Fighting the climate change deniers

“Global warming is the greatest scam in history.” Denialist headlines like this one litter the internet, confusing the public and frustrating climate scientists. Scientists are fighting back. There is Climate Feedback, an internet tool that lets climate scientists review journalists’ reports on the subject and give each story a credibility score. The system uses a web annotation browser extension called Hypothesis to enable an invited group of climate scientists to comment on words, sentences or data points within media stories. For example, one Forbes article headlined “Updated NASA Data: Global Warming Not Causing Any Polar Ice Retreat” has 33 comments from nine scientists who have given it the lowest possible credibility score.

In addition there is email fact-checker LazyTruth and web page annotation tool Truth Goggles Efforts are being made to encourage Google to take these annotations into account when ranking search results so that initiatives like Climate Feedback make more impact. Google itself is testing a model that assesses the trustworthiness of web content, and scientists are launching a Kickstarter campaign next month to recruit more climate scientists to comment on climate change deniers and to develop a system for scoring the overall credibility of a publication’s climate coverage. (Olivia Solon)

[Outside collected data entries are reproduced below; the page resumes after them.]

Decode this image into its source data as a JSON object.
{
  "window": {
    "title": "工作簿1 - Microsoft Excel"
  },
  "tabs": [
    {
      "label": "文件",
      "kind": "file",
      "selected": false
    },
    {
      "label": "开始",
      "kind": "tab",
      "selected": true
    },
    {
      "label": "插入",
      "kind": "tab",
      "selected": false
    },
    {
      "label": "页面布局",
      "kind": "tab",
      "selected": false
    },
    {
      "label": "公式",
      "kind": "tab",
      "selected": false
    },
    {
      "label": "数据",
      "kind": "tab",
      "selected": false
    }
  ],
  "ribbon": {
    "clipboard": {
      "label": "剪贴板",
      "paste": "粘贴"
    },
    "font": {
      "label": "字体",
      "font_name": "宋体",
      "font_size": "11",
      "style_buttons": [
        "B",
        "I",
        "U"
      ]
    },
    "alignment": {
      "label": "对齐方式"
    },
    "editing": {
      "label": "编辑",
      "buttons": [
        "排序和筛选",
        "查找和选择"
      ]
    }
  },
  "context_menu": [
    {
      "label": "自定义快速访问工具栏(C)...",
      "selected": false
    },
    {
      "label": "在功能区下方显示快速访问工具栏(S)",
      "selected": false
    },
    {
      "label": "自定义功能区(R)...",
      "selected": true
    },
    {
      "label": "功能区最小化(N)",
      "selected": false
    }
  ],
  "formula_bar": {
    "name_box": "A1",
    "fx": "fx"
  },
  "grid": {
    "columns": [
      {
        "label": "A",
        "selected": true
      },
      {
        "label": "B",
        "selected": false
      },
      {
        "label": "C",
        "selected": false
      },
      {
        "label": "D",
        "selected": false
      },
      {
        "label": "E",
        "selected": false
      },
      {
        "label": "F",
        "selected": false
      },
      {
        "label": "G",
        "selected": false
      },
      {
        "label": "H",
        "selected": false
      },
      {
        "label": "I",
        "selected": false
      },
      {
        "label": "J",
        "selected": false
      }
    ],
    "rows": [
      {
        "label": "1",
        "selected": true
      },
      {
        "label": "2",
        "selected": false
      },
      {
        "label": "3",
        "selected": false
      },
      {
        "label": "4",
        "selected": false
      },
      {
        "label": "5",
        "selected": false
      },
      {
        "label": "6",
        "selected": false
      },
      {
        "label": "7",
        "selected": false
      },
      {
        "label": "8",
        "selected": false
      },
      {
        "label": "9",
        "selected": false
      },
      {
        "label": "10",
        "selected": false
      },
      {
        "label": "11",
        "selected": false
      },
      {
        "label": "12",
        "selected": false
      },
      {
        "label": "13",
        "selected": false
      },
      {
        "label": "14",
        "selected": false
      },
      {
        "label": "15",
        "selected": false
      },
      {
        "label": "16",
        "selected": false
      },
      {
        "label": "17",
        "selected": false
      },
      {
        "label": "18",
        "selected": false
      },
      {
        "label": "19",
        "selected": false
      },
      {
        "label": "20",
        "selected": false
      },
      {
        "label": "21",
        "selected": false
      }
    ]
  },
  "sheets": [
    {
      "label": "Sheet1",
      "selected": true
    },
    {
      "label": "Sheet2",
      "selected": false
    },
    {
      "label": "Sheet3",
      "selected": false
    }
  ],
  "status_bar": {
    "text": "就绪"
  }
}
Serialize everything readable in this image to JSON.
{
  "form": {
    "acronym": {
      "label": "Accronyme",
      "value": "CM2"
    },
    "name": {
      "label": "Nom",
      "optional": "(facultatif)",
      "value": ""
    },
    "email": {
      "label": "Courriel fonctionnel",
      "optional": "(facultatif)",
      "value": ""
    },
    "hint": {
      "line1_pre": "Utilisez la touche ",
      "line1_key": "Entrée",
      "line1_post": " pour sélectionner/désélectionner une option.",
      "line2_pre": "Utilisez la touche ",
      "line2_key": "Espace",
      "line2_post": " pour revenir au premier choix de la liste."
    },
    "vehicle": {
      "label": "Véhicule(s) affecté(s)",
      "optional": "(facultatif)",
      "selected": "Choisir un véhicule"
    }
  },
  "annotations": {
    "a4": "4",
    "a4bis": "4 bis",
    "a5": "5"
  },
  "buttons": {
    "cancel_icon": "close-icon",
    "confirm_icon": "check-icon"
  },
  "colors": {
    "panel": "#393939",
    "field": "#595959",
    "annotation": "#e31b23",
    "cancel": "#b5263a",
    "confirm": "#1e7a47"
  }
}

Lies travel round the globe while truth is still putting its boots on. Where do the deniers think all the gunk we produce goes? Some of it goes into the oceans, yes, but the rest? Do they think it drifts off to the Moon, or Venus. If you have been alive and awake these last twenty years the change in the climate it obvious, and the muck in the air is equally so. It probably doesn’t help to talk about devious plots, but one has to assume that some of the denial comes out of ignorance and the rest is paid for by interested parties. We ought to erect a memorial to the deniers in granite, listing their names, so that future generations will know who made coping with the climate so hard.

2 Comments

  1. Denmark has broken the world record for wind power. In 2015, 42 per cent of the country’s electricity was generated by wind turbines, according to Energinet.dk, the Danish power distributor. Somebody has the message.